ALF schlägt zu: Versuchstierfarm macht dicht

Nach sechs Jahren Dauerfehde mit militanten Tierschützern gibt britischer Meerschweinchenfarmer endgültig auf

BERLIN taz ■ Am kommenden Samstag soll gefeiert werden. Mit einer landesweiten Demonstration im nordenglischen Burton on Trent feiern militante Tierschützer ihr nach sechs Protestjahren erreichtes Ziel: Die Besitzer der Darley Oaks Farm in Newchurch haben angekündigt, ihre Meerschweinchenzucht endgültig aufzugeben.

Seit 30 Jahren züchtete der Familienbetrieb in den Midlands Meerschweinchen für Tierversuche. 1999 waren Tierschützer auf die Farm aufmerksam geworden und begannen die Familie Hall zu terrorisieren. Ein Sprecher der Kampagne „Stoppt die Newchurch Meerschweinchen“ (Save the Newchurch Guinea Pigs/SNGP) triumphierte nach der Bekanntmachung: „Das ist der schönste Tag meines Lebens und ein großer Sieg für die Tierschutzbewegung“. Im letzten Jahr attackierten Tierschützer die Darley Oaks Farm an die 450 Mal, über 60 Leute wurden verhaftet. Die Polizei gab zur Sicherung der Farm und des Dorfes Hunderte Millionen Pfund aus. Den Tierversuchsgegnern war keine Methode zu schade, um ihrem Protest Ausdruck zu geben. 1999 fing alles damit an, dass sie die Meerschweinchen stahlen. Dann bezichtigten sie Familienmitglieder der Pädophilie und verschickten Hass-Mails. Später gingen sie dazu über, Strom- und Telefonleitungen der Halls zu kappen, Brandsätze auf das Grundstück zu werfen und alle mit der Familie in Kontakt stehenden Personen und Einrichtungen zu bedrohen. Die Halls mussten auch ihre Milcherzeugung einstellen, da ihre Abnehmer unter dem Druck der Tierschützer die Verträge aufkündigten. Als dann im Oktober 2004 auch noch die verstorbene Schwiegermutter von Christopher Hall aus ihrem Grab entführt wurde, war das Maß voll. In der Bekanntmachung der Familie Hall heißt es jetzt, man hoffe, durch die Schließung den Leichnam der 82-jährig Verstorbenen wiederzubekommen.

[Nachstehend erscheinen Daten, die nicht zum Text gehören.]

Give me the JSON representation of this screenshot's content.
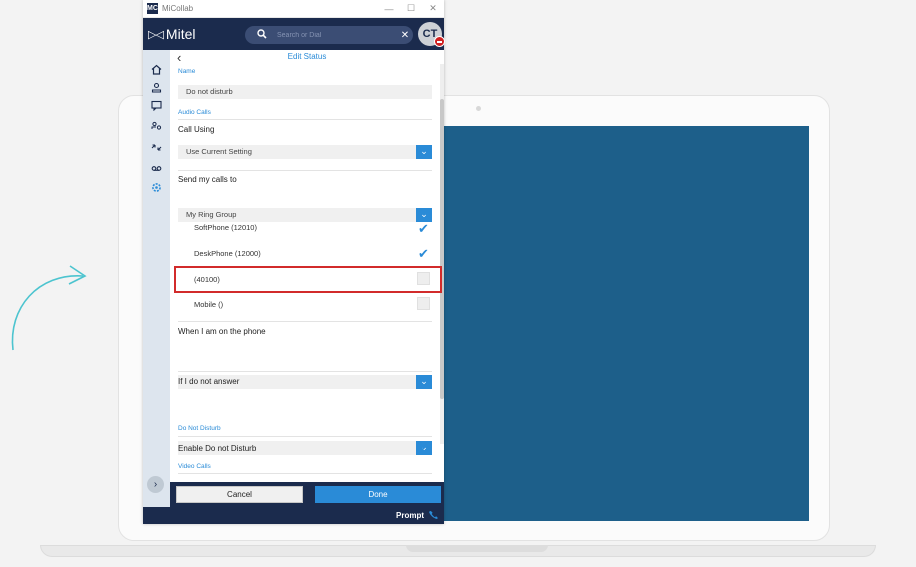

Die Meerschweinchen-Schützer streiten den Leichenraub ab. Als Drahtzieher hinter der SNGP wird die radikale Tierschützergruppe ALF (Animal Liberation Front) vermutet. Sie gilt als militanteste Tierschutzorganisation der Welt. Ihre Mitglieder befreien Versuchstiere, bedrohen Personen und Gebäude, beschädigen oder zerstören Fahrzeuge sowie Geräte, die mit der Ausbeutung von Tieren in direktem oder indirektem Zusammenhang stehen. Die ALF-Strategie setzt darauf, dass der finanzielle Aufwand für Sicherungsmaßnahmen den Forschern zu groß wird, so dass sie ihre Projekte aufgeben. Auf diese Weise sind in den letzten Jahren schon etliche Investoren aus Großbritannien vertrieben worden.

Wissenschaftler und Unternehmer – oft selbst Opfer von Tierschützerattacken – bezeichneten die Schließung als „Tragödie“. Das Handeln der Tierschützer sei unverantwortlich. Die von ihnen geforderte strengere Bestrafung der Aktivisten ist seit Juli gesetzlich möglich. So kann nun ein Sabotageakt gegen eine wissenschaftliche Einrichtung mit bis zu fünf Jahren Haft geahndet werden.

Tierzüchter befürchten aber weiter Aktionen aus dem ALF-Umfeld: Auf der Liste der SNGP stehen noch sechs Meerschweinchen-Zuchtbetriebe. Hauptziel der Aktivisten ist außerdem ein im Bau befindliches Primatenzentrum, dass Laboraffen für die Universität Oxford liefern soll. Die Regierung trägt mittlerweile die Sicherungskosten für den Bau, nachdem eine der beteiligten Firmen auf Grund von Drohungen militanter Tierschützer abgesprungen war.

Die Halls haben dagegen endgültig die Nase voll: Bis zum Jahresende wollen sie die Meerschweinchenzucht jetzt phasenweise zurückfahren. Die Farm soll dann auf traditionelle Landwirtschaft umgestellt werden.